Unable to locate anything inside or outside the flat that remotely resembled a dustbin, we eventually tiptoed downstairs to make ourselves known to the Visentini in the flat below Lucilla’s (the one that had been meant for her daughter). Presumably they would be able to tell us what the score was.
We knocked lightly on the door. A voice asked who we might be, for nobody will ever open in Italy until identity is declared. Security, even in the remotest villages, is at New York standards. We explained. Came the sound of a heavy lock turning over once, twice, three times, and the door opened. A wispy, attractive little woman in a pink tracksuit stood before us and immediately insisted we come in.

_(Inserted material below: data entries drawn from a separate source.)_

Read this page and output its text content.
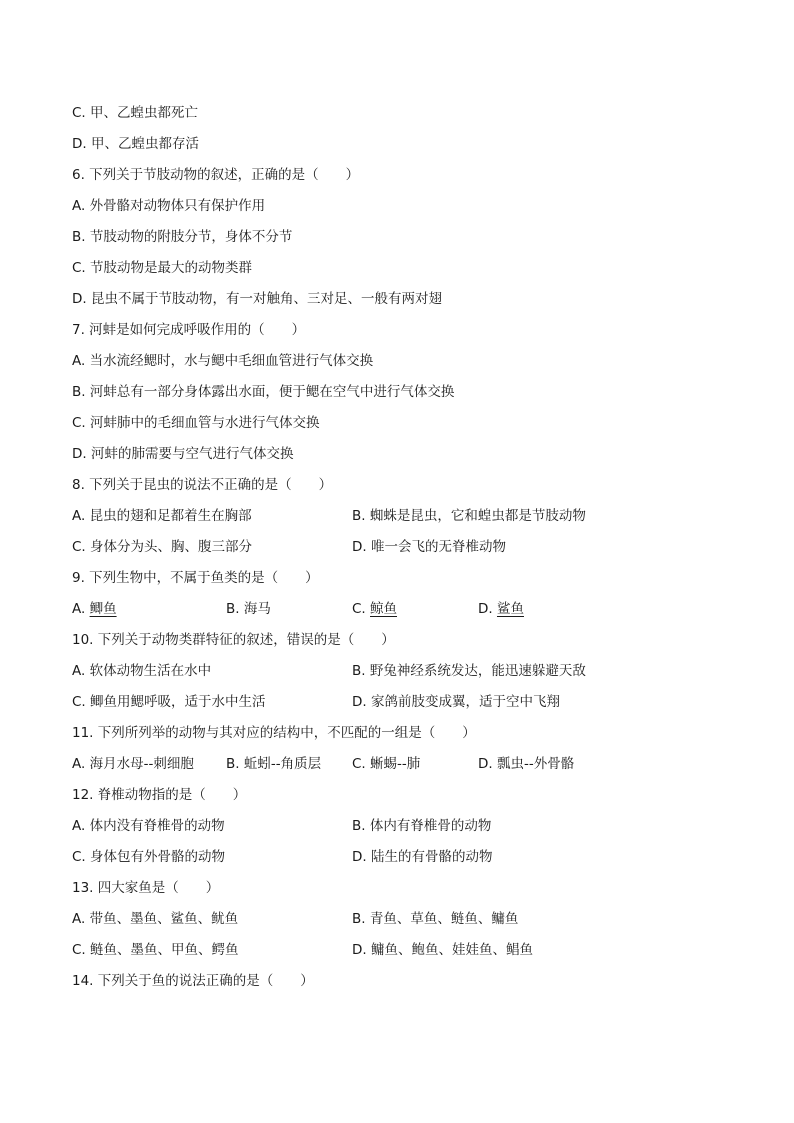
C. 甲、乙蝗虫都死亡
D. 甲、乙蝗虫都存活
6. 下列关于节肢动物的叙述，正确的是（　　）
A. 外骨骼对动物体只有保护作用
B. 节肢动物的附肢分节，身体不分节
C. 节肢动物是最大的动物类群
D. 昆虫不属于节肢动物，有一对触角、三对足、一般有两对翅
7. 河蚌是如何完成呼吸作用的（　　）
A. 当水流经鳃时，水与鳃中毛细血管进行气体交换
B. 河蚌总有一部分身体露出水面，便于鳃在空气中进行气体交换
C. 河蚌肺中的毛细血管与水进行气体交换
D. 河蚌的肺需要与空气进行气体交换
8. 下列关于昆虫的说法不正确的是（　　）
A. 昆虫的翅和足都着生在胸部	B. 蜘蛛是昆虫，它和蝗虫都是节肢动物
C. 身体分为头、胸、腹三部分	D. 唯一会飞的无脊椎动物
9. 下列生物中，不属于鱼类的是（　　）
A. 鲫鱼	B. 海马	C. 鲸鱼	D. 鲨鱼
10. 下列关于动物类群特征的叙述，错误的是（　　）
A. 软体动物生活在水中	B. 野兔神经系统发达，能迅速躲避天敌
C. 鲫鱼用鳃呼吸，适于水中生活	D. 家鸽前肢变成翼，适于空中飞翔
11. 下列所列举的动物与其对应的结构中，不匹配的一组是（　　）
A. 海月水母--刺细胞 B. 蚯蚓--角质层 C. 蜥蜴--肺	D. 瓢虫--外骨骼
12. 脊椎动物指的是（　　）
A. 体内没有脊椎骨的动物	B. 体内有脊椎骨的动物
C. 身体包有外骨骼的动物	D. 陆生的有骨骼的动物
13. 四大家鱼是（　　）
A. 带鱼、墨鱼、鲨鱼、鱿鱼	B. 青鱼、草鱼、鲢鱼、鳙鱼
C. 鲢鱼、墨鱼、甲鱼、鳄鱼	D. 鳙鱼、鲍鱼、娃娃鱼、鲳鱼
14. 下列关于鱼的说法正确的是（　　）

Well, we were in the same country, the same village, the same building even, in a flat that in structural terms was a straight mirror image of our own, and yet on stepping into casa Visentini we were immediately in a different world. Everything here was modern, pleasantly styled, clean as a pin, with a light touch to the ornaments, the lithographs on the walls, the low, modern, comfortable sofa. If there was, perhaps, just one thing in common with our own accommodation, and with so many other homes I have been into in the Veneto, it was in the desire for a certain formality, a certain achieved composition in every room, ritualistic and ceremonial. Cosy is not a word one would normally apply to an Italian interior, nor would the owners be proud to hear their furnishings thus described. The briefest glance at the Visentini’s flat showed that the whole domestic environment had been most painstakingly arranged, nothing left to chance, nothing haphazard. Everywhere lines met and diverged in clean, carefully calculated, stylish angles. The exact opposite of the world outside.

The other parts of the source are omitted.